We can record this by expanding the pipeline description with an extra step, like this:
```yaml
stages:
  (...as above...)
  evaluation:
    cmd: python evaluate.py
    deps:
      - evaluate.py
      - classifier.pkl
    metrics:
      - scores.json
```

Running the whole pipeline with `dvc repro` will now also produce the file with the scores.

Let's make a change to the parameters file, e.g. to increase `total_var` to 0.95.

DVC will notice this and can show us the difference if we run `dvc params diff`:

```
Path         Param          Old    New
params.yaml  total_var      0.9    0.95
```

We can also easilly inspect what effect this has on the performance metrics. If we run the pipeline again, then `dvc metrics diff` will show us how the metrics have changed:

```
Path         Metric     Old     New      Change
scores.json  precision  0.63    0.65     0.02
scores.json  roc_auc    0.85    0.91     0.06
```

In two commands, we can run a whole series of steps and inspect the results - in this case, see that changing how we choose features after PCA has improved performance.

## Other DVC features

- **Automated plots** for metrics
- **Experiments** collect different runs and present them cleanly
- **Pushing** to remote storage, for backups and sharing
- **Python API** lets us call DVC functionality from a program (e.g. add a new file)

## MLflow

[MLflow](https://mlflow.org/) is a tool for tracking and rerunning machine learning workflows. It is similar to dvc but is controlled from a program rather than the command line, and is primarily focused on Python workflows.

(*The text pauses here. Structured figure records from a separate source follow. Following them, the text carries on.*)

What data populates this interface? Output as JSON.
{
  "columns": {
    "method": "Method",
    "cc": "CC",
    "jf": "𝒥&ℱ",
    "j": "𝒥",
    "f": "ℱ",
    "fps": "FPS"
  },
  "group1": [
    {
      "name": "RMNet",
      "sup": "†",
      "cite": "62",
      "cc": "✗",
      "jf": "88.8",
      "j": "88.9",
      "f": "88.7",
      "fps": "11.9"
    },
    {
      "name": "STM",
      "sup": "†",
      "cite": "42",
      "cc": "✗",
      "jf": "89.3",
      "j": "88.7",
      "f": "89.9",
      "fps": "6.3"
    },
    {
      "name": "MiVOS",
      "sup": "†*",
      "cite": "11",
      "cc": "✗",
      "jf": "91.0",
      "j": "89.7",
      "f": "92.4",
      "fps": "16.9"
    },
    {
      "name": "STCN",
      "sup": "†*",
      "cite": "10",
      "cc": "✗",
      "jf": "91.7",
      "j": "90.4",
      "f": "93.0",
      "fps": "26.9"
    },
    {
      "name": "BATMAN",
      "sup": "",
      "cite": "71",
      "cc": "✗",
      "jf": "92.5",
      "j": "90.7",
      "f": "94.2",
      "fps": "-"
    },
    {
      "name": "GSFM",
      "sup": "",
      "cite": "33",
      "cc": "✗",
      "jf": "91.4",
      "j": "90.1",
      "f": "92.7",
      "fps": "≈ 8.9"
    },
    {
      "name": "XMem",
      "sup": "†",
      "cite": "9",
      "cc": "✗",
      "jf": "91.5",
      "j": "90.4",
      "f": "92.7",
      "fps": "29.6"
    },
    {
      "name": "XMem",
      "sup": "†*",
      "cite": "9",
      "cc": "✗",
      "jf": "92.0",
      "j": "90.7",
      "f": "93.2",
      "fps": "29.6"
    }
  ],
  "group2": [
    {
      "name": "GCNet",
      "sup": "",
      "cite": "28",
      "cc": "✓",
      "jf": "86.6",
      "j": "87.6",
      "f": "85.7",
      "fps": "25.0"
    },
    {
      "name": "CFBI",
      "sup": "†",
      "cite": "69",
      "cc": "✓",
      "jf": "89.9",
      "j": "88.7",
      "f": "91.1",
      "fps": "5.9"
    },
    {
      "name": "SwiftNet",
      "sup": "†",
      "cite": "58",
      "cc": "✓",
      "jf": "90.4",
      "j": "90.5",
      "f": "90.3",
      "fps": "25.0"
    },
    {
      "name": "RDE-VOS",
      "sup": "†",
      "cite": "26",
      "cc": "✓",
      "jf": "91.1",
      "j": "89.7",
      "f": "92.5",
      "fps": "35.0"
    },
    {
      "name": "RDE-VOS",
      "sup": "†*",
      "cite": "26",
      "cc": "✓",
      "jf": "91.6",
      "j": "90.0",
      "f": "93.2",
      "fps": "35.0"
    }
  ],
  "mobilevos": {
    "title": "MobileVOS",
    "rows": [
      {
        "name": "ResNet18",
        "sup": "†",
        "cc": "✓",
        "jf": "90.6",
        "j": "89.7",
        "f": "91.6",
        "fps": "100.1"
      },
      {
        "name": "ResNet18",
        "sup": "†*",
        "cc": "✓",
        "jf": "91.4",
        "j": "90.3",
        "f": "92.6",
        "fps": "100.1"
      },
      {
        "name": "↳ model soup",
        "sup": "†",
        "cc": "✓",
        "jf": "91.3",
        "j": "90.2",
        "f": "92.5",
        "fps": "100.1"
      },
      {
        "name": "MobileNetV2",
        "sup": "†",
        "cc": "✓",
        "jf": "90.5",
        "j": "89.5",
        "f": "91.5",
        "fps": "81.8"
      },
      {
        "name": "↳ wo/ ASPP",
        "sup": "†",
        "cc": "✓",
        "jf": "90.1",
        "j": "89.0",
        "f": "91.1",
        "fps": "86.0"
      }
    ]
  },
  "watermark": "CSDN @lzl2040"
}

- Tracking of code, data files, parameter configurations, environment, results.
- (Re)running code locally or remotely.
- Visual interface for monitoring progress.
- Integrations with specific toolchains and frameworks, e.g. Tensorflow.

## Summary
- DVC supports including data and files from other projects, from a variety of sources.
- Combining steps in pipelines makes it simpler to rerun analyses without manual intervention.
- Apart from files, DVC can also track metrics and automatically present the effect of changes.